Technicalities aside, Adrien Brody puts in a grand performance, enveloping his detached character without fault. Brody’s talents almost gives us the feeling that we are watching an unintentional sequel toThe Truman Show throughout the film’s first half-hour which seems to feature only terrible actors; contrasting Brody’s unreserved portrayal of Henry and his distresses from the film’s start to end. Henry’s apathy and relatability is outstanding and Brody’s subtle play throughout closely rivals his Academy Award winning performance in The Pianist.

Once the film’s plot actually kicks in Detachment then unleashes a whole ensemble of stars making the effort to fill their annual ‘Acting In A Deep, Heavily Themed Independent Film’ quota. First Henry meets Sami Gayle’s prostitute, Erica who traverses the line from filthy street whore to Overly Attached Girlfriend in a ridiculously short amount of time, but Gayle’s wounded portrayal accomplishes this with ease and deserved likability.

Then there is James Caan’s Mr Seaboldt who has nothing much to do with Brody’s character, but his ability to bring humour to an otherwise depressing film through his box of clothes for under-dressed schoolkids and his operatic swearfests at verbally violent students is wholly satisfying. Christina Hendricks’s lost, lonely teacher serves as a potential (but rarely seen) love interest for Henry, and Tim Blake Nelson’s lifeless Mr Wiatt will make you both chuckle and reach for the tissues.
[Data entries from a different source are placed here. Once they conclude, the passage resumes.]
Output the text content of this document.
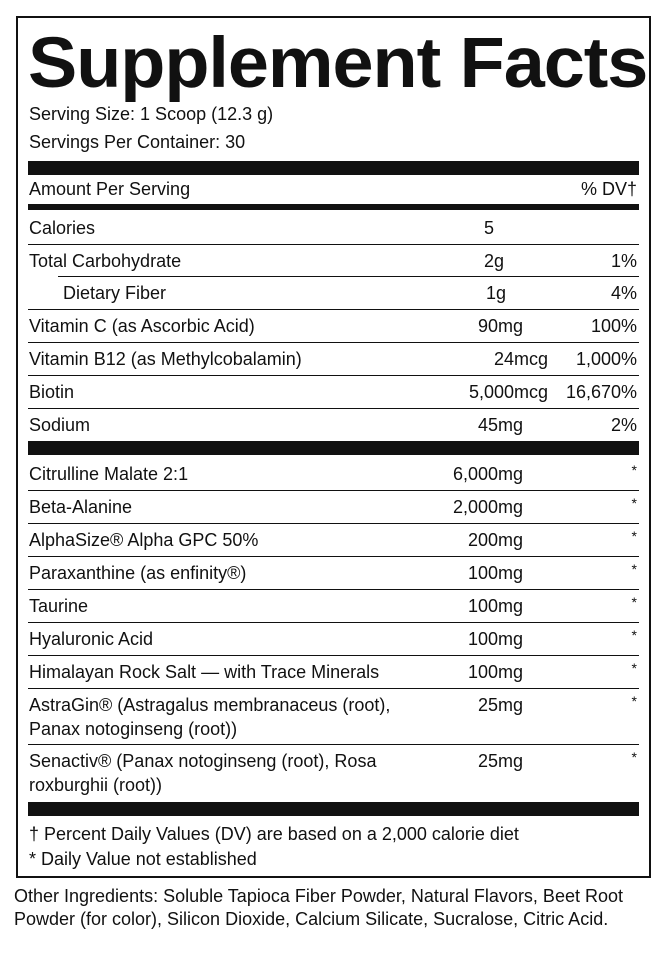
Supplement Facts
Serving Size: 1 Scoop (12.3 g)
Servings Per Container: 30
Amount Per Serving	% DV†
Calories	5
Total Carbohydrate	2g	1%
Dietary Fiber	1g	4%
Vitamin C (as Ascorbic Acid)	90mg	100%
Vitamin B12 (as Methylcobalamin)	24mcg 1,000%
Biotin	5,000mcg 16,670%
Sodium	45mg	2%
Citrulline Malate 2:1	6,000mg	*
Beta-Alanine	2,000mg	*
AlphaSize® Alpha GPC 50%	200mg	*
Paraxanthine (as enfinity®)	100mg	*
Taurine	100mg	*
Hyaluronic Acid	100mg	*
Himalayan Rock Salt — with Trace Minerals	100mg	*
AstraGin® (Astragalus membranaceus (root),
Panax notoginseng (root))
25mg	*
Senactiv® (Panax notoginseng (root), Rosa
roxburghii (root))
25mg	*
† Percent Daily Values (DV) are based on a 2,000 calorie diet
* Daily Value not established
Other Ingredients: Soluble Tapioca Fiber Powder, Natural Flavors, Beet Root Powder (for color), Silicon Dioxide, Calcium Silicate, Sucralose, Citric Acid.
Detached employs many contrasting styles that change at consistently different speeds which is likely the point that director Tony Kaye is making about the world his characters live in but is awfully annoying at the same time as you never have the opportunity to relax, stopping you from simply trying to watch the film’s many sad tales unfold. Its ceaseless messages are neither light nor subtle but they are effective and will leave you thinking about the film’s characters and wondering if they have counterparts in the real world for the rest of your evening.

Although it keeps you actively engaged for the most part it is hard to believe that Detached comes from the same man that brought us American History X. Its themes are not as artistically portrayed or presented to us in an overly entertaining manner but Adrien  Brody et al are enough to make the film a worthy recommendation – if you know how to get hold of some Prozac that is.